Baroness Shirley Williams defended "great British institutions" as she made her final speech in the House of Lords before she retires from the upper chamber this year. The Liberal Democrat called on David Cameron not to "cut down" the BBC and turn it into a "second-rate institution" as the broadcaster faces its charter renewal.

Williams, 85, also urged her fellow politicians to launch a cross-party initiative in a bid to agree on how to finance the NHS. "Why can't you get together and propose, regardless of party, ways in which we can sustain the NHS over many years, because it's one of the great institutions of the world?" the peer queried.

The Europhile, who played a leading role in the 1975 pro-European Economic Community campaign, also outlined her case for keeping the UK inside the EU ahead of a forthcoming referendum on the issue. Williams described the historic ballot as the "most central question this country has to answer", and argued Britain could only contribute to the "huge issues" by being part of the 28-nation bloc.
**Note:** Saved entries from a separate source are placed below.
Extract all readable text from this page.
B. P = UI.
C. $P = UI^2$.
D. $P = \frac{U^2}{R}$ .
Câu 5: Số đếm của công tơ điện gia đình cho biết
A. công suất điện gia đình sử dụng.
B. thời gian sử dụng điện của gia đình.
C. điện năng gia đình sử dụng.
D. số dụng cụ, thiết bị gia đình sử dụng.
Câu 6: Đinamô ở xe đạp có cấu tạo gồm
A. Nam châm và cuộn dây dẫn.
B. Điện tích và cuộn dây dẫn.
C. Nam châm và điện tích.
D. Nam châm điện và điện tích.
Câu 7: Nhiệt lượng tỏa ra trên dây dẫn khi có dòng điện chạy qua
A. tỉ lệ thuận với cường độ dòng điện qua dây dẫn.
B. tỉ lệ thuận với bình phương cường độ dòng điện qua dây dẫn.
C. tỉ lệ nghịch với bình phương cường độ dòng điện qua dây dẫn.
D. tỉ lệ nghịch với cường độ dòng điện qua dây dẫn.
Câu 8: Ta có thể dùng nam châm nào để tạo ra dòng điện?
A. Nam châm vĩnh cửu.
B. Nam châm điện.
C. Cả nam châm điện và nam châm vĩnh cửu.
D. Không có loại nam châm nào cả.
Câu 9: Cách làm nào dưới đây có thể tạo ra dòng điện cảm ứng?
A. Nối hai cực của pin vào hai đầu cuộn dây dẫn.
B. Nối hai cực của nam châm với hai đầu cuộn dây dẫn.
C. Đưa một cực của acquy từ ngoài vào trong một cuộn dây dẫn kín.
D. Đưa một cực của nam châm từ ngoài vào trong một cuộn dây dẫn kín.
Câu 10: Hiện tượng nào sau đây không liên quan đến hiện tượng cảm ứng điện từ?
The Liberal Democrat, who was first elected to parliament in 1964, concluded by requesting that the government took more unaccompanied child refugees in Europe. The appeal comes after Cameron promised to take 20,000 refugees from just outside of Syria over the course of the current parliament, which comes to an end in 2020. Williams, a former education secretary, is arguably best known as one of the members of the so-called 'Gang of Four' who broke away from Labour under left-wing leader Michael Foot to establish the Social Democratic Party, or SDP, in 1981. The organisation later merged with the Liberal Party as the precursor to the Liberal Democrats.

The peer more recently regularly appeared on current affairs programmes, including the BBC's flagship debate show Question Time, and led the Liberal Democrats in the Lords from 2001-2004. Williams paid tribute to the upper chamber during her final speech.

"One of the most important things about this house is that it isn't just a revising chamber – too often it's reduced to that," she said. "It's more than that – it's a chamber which keeps very close to its heart the fundamental principles and values of this country."